Klibngern Hanpon, Kang Chung-Jan, Lee Li-Yu, Ng Shu-Hang, Lin Chien-Yu, Fan Kang-Hsing, Chen Wen-Cheng, Lin Jin-Ching, Tsai Yao-Te, Lee Shu-Ru, Chien Chih-Yen, Hua Chun-Hung, Wang Cheng-Ping, Chen Tsung-Ming, Terng Shyuang-Der, Tsai Chi-Ying, Wang Hung-Ming, Hsieh Chia-Hsun, Yeh Chih-Hua, Lin Chih-Hung, Tsao Chung-Kan, Cheng Nai-Ming, Fang Tuan-Jen, Huang Shiang-Fu, Lee Li-Ang, Fang Ku-Hao, Wang Yu-Chien, Lin Wan-Ni, Hsin Li-Jen, Yen Tzu-Chen, Wen Yu-Wen, Liao Chun-Ta
Department of Otolaryngology, Faculty of Medicine, Chiang Mai University, Chiang Mai 50200, Thailand.
Department of Otorhinolaryngology, Head and Neck Surgery, Chang Gung Memorial Hospital and Chang Gung University, Taoyuan, Taiwan, ROC.
Oral Oncol. 2024 Dec;159:107102. doi: 10.1016/j.oraloncology.2024.107102. Epub 2024 Nov 2.
The prognostic significance of margin-to-depth ratio (MDR) in oral cavity squamous cell carcinoma (OCSCC) remains unclear, particularly in comparison to traditional margin status. We aimed to examine the association between MDR and clinical outcomes in a large Taiwanese cohort.

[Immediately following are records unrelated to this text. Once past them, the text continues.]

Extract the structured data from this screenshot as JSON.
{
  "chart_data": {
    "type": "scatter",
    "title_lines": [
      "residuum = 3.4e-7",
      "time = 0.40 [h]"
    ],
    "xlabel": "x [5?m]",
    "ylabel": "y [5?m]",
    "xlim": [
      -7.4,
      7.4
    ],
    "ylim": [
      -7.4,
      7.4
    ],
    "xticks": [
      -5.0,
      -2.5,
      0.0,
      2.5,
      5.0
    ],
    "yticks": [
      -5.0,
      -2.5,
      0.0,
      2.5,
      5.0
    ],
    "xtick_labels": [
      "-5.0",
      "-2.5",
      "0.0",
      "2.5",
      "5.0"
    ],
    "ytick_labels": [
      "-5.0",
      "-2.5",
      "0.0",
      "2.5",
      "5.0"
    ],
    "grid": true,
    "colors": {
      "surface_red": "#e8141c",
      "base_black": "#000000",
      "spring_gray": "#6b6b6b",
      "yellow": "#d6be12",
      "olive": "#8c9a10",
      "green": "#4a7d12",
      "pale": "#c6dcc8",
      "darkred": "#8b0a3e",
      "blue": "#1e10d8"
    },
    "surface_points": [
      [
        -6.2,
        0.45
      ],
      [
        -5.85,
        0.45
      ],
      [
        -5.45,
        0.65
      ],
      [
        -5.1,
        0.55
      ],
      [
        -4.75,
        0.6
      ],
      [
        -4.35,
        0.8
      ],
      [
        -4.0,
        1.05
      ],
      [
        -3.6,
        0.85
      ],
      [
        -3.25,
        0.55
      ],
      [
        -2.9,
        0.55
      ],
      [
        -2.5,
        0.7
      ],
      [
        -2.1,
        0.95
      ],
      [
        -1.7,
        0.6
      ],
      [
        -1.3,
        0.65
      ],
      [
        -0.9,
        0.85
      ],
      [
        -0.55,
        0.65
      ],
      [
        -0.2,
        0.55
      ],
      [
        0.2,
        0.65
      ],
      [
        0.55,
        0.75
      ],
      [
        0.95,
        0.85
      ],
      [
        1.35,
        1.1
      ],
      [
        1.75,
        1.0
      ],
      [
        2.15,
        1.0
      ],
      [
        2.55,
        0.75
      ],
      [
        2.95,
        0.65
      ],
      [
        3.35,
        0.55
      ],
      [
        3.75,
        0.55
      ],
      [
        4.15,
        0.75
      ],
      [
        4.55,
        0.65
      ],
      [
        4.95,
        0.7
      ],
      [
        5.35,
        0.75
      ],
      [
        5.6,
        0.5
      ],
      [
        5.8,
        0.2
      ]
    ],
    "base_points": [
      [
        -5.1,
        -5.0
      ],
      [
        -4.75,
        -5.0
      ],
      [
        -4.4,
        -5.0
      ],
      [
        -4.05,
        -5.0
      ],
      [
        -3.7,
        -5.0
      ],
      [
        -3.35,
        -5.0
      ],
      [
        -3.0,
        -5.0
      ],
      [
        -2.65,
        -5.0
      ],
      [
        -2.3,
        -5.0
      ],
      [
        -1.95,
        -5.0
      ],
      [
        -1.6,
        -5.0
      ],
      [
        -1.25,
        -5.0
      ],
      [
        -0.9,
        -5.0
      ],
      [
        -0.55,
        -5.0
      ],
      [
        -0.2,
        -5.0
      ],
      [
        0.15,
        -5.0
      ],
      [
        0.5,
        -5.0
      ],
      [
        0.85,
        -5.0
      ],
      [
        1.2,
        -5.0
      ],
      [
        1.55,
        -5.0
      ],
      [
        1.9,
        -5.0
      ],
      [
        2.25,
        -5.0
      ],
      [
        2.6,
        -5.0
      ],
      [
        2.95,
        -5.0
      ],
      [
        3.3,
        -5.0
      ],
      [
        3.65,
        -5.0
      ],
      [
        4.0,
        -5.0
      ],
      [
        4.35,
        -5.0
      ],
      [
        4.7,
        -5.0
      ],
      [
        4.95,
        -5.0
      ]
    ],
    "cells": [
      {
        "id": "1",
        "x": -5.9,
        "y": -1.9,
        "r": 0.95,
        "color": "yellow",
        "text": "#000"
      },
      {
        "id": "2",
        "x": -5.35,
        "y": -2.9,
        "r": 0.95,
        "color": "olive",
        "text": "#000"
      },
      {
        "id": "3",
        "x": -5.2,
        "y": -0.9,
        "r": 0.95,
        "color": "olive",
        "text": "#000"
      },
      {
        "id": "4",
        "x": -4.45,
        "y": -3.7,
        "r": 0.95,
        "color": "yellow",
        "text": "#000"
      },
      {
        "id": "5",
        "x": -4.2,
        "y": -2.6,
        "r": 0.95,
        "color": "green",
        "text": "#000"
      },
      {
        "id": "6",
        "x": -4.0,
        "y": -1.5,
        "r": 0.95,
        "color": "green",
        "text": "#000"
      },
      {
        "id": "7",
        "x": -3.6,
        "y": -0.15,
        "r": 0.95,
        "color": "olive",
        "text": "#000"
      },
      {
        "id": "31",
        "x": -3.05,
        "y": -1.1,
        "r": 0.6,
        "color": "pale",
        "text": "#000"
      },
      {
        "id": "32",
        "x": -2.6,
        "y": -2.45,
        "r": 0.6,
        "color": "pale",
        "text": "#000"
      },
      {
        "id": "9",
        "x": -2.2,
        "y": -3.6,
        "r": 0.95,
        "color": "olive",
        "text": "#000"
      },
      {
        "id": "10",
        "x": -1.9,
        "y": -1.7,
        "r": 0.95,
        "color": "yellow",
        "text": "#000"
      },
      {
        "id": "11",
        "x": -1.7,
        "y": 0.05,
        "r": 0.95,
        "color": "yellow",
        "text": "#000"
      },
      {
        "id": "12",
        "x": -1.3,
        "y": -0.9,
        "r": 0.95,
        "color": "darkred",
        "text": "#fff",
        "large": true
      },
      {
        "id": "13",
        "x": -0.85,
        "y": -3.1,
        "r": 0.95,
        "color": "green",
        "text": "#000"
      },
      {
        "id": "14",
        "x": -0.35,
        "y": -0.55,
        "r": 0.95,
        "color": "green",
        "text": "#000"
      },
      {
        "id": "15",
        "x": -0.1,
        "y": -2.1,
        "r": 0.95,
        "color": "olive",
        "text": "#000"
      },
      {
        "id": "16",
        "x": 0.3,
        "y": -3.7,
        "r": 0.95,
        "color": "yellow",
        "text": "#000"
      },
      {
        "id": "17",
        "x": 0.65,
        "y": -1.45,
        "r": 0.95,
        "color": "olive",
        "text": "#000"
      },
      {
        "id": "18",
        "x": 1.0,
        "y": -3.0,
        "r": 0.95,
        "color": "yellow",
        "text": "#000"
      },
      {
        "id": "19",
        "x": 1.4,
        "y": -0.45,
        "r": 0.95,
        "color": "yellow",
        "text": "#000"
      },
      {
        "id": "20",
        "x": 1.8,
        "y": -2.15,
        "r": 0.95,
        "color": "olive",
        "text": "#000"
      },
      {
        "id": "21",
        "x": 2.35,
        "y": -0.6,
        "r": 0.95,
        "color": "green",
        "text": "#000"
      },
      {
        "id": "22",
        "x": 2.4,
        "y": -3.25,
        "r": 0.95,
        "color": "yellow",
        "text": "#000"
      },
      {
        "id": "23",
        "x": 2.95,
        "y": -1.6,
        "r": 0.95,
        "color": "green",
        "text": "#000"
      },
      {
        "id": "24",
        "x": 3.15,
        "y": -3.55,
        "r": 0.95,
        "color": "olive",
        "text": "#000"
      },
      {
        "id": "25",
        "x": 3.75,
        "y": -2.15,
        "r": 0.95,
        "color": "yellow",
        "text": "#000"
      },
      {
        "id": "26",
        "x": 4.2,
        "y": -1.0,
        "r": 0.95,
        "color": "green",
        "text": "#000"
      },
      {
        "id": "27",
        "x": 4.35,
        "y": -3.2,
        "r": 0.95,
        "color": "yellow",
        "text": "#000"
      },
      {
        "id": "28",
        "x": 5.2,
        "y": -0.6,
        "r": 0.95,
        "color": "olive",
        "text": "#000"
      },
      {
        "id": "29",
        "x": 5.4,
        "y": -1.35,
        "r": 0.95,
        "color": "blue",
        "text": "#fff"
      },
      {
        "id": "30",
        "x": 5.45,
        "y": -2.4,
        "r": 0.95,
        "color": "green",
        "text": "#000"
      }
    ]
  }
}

A total of 18,324 patients with first primary OCSCC were categorized by margin status: positive (1013), <5 mm (8371), and ≥ 5 mm (8940). Disease-specific survival (DSS) and overall survival (OS) served as the main outcome measures.
After excluding patients with positive margins (MDR = 0), the optimal MDR cutoff value for DSS and OS was 0.6. Patients with MDR > 0.6 showed significantly better 5-year DSS and OS rates (87 %, 81 %) compared to those with MDR ≤ 0.6 (71 %, 63 %) and MDR = 0 (53 %, 43 %). Multivariable analysis identified MDR ≤ 0.6 as independently associated with both DSS and OS in the entire cohort (hazard ratio [HR] = 1.34/1.32). This finding was consistent in the subgroups with surgical margins < 5 mm (HR = 1.39 for DSS and 1.38 for OS) and margins ≥ 5 mm (HR = 1.21 for both DSS and OS). In subgroups with surgical margins < 5 mm and ≥ 5 mm, an MDR > 0.6 was associated with better survival outcomes.
An MDR (cutoff: 0.6) is independently associated with prognosis in OCSCC, offering improved risk stratification compared to margin status alone. While MDR may guide surgical margin modification, further research is needed to determine whether MDR could serve as a postoperative indicator for adjuvant therapy in patients with close or clear margins.
口腔鳞状细胞癌(OCSCC)中切缘深度比(MDR)的预后意义仍不明确,尤其是与传统的切缘状态相比。我们旨在研究台湾一个大型队列中MDR与临床结局之间的关联。
总共18324例首次原发性OCSCC患者按切缘状态分类:阳性(1013例)、<5mm(8371例)和≥5mm(8940例)。疾病特异性生存(DSS)和总生存(OS)作为主要结局指标。
排除切缘阳性(MDR = 0)的患者后,DSS和OS的最佳MDR临界值为0.6。与MDR≤0.6(71%,63%)和MDR = 0(53%,43%)的患者相比,MDR>0.6的患者5年DSS和OS率显著更高(87%,81%)。多变量分析确定在整个队列中MDR≤0.6与DSS和OS均独立相关(风险比[HR]=1.34/1.32)。这一发现在内切缘<5mm(DSS的HR = 1.39,OS的HR = 1.38)和≥5mm(DSS和OS的HR均 = 1.21)的亚组中是一致的。在内切缘<5mm和≥5mm的亚组中,MDR>0.6与更好的生存结局相关。
MDR(临界值:0.6)与OCSCC的预后独立相关,与单独的切缘状态相比,能提供更好的风险分层。虽然MDR可能指导手术切缘的调整,但还需要进一步研究以确定MDR是否可作为切缘接近或切缘阴性患者辅助治疗的术后指标。